CISAF brings the firepower and flexibility hydrogen needs 

This week The European Commission adopted a new State aid framework supporting the Clean Industrial Deal (CISAF). 

The new framework streamlines state aid across five key areas:  

  • expanding renewable energy and low-carbon fuel infrastructure;  
  • providing temporary electricity price relief for energy-intensive users;  
  • decarbonizing existing industrial facilities;  
  • boosting EU clean-tech manufacturing capacity;  
  • and de-risking investments in clean energy, decarbonization, energy infrastructure, and circular-economy projects.  

By simplifying these rules, it enables faster, more predictable support for Europe’s green transition.  

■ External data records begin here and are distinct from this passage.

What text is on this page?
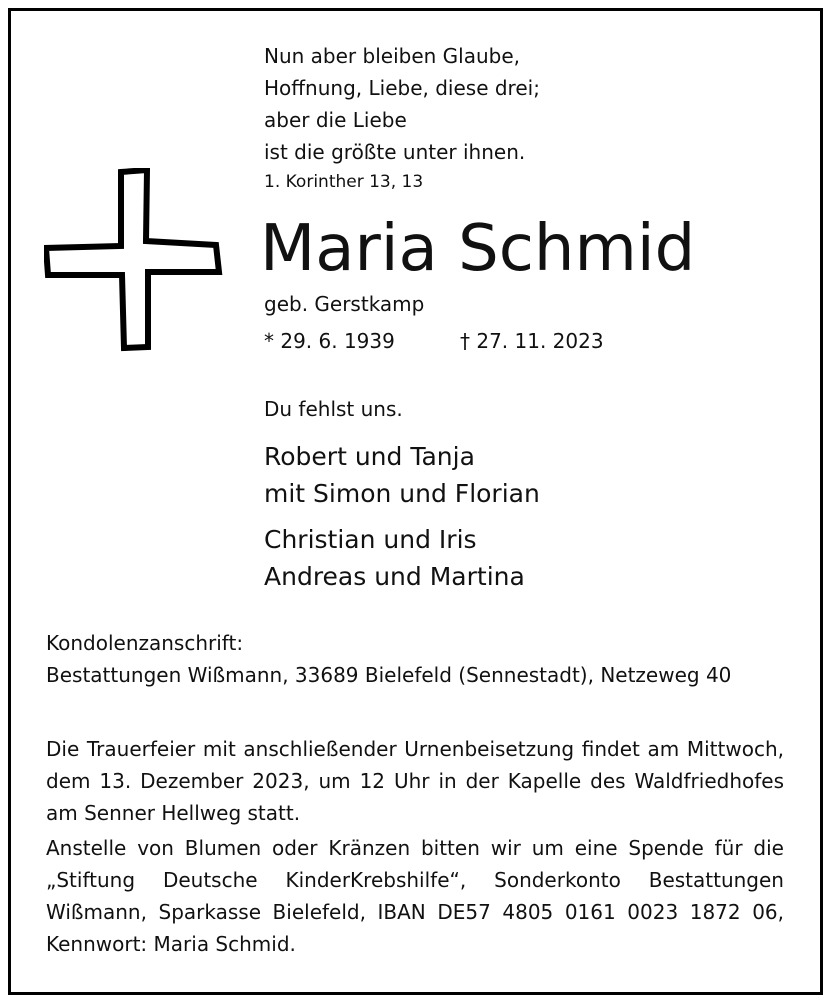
Nun aber bleiben Glaube,
Hoffnung, Liebe, diese drei;
aber die Liebe
ist die größte unter ihnen.
1. Korinther 13, 13
Maria Schmid
geb. Gerstkamp
* 29. 6. 1939	† 27. 11. 2023
Du fehlst uns.
Robert und Tanja
mit Simon und Florian
Christian und Iris
Andreas und Martina
Kondolenzanschrift:
Bestattungen Wißmann, 33689 Bielefeld (Sennestadt), Netzeweg 40
Die Trauerfeier mit anschließender Urnenbeisetzung findet am Mittwoch, dem 13. Dezember 2023, um 12 Uhr in der Kapelle des Waldfriedhofes am Senner Hellweg statt.
Anstelle von Blumen oder Kränzen bitten wir um eine Spende für die „Stiftung Deutsche KinderKrebshilfe“, Sonderkonto Bestattungen Wißmann, Sparkasse Bielefeld, IBAN DE57 4805 0161 0023 1872 06, Kennwort: Maria Schmid.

The new Clean Industrial State Aid Framework raised aid ceilings to 100% for renewable hydrogen production (RFNBOs) via competitive bidding and to 60% for industrial hydrogen use when at least 40% per cent of the mix is renewable.  

DG COMP has sent a strong signal that Europe is serious about clean-tech investment”, said Jorgo Chatzimarkakis, CEO of Hydrogen Europe. “Higher aid ceilings, flexible funding schemes, and accelerated depreciation will unlock the next wave of hydrogen projects and keep manufacturing capacity in Europe”.  
 
Lifting all remaining uncertainties around state aid is essential to ensure these new rules effectively bolster competitive, sustainable clean-tech manufacturing and energy-intensive industries.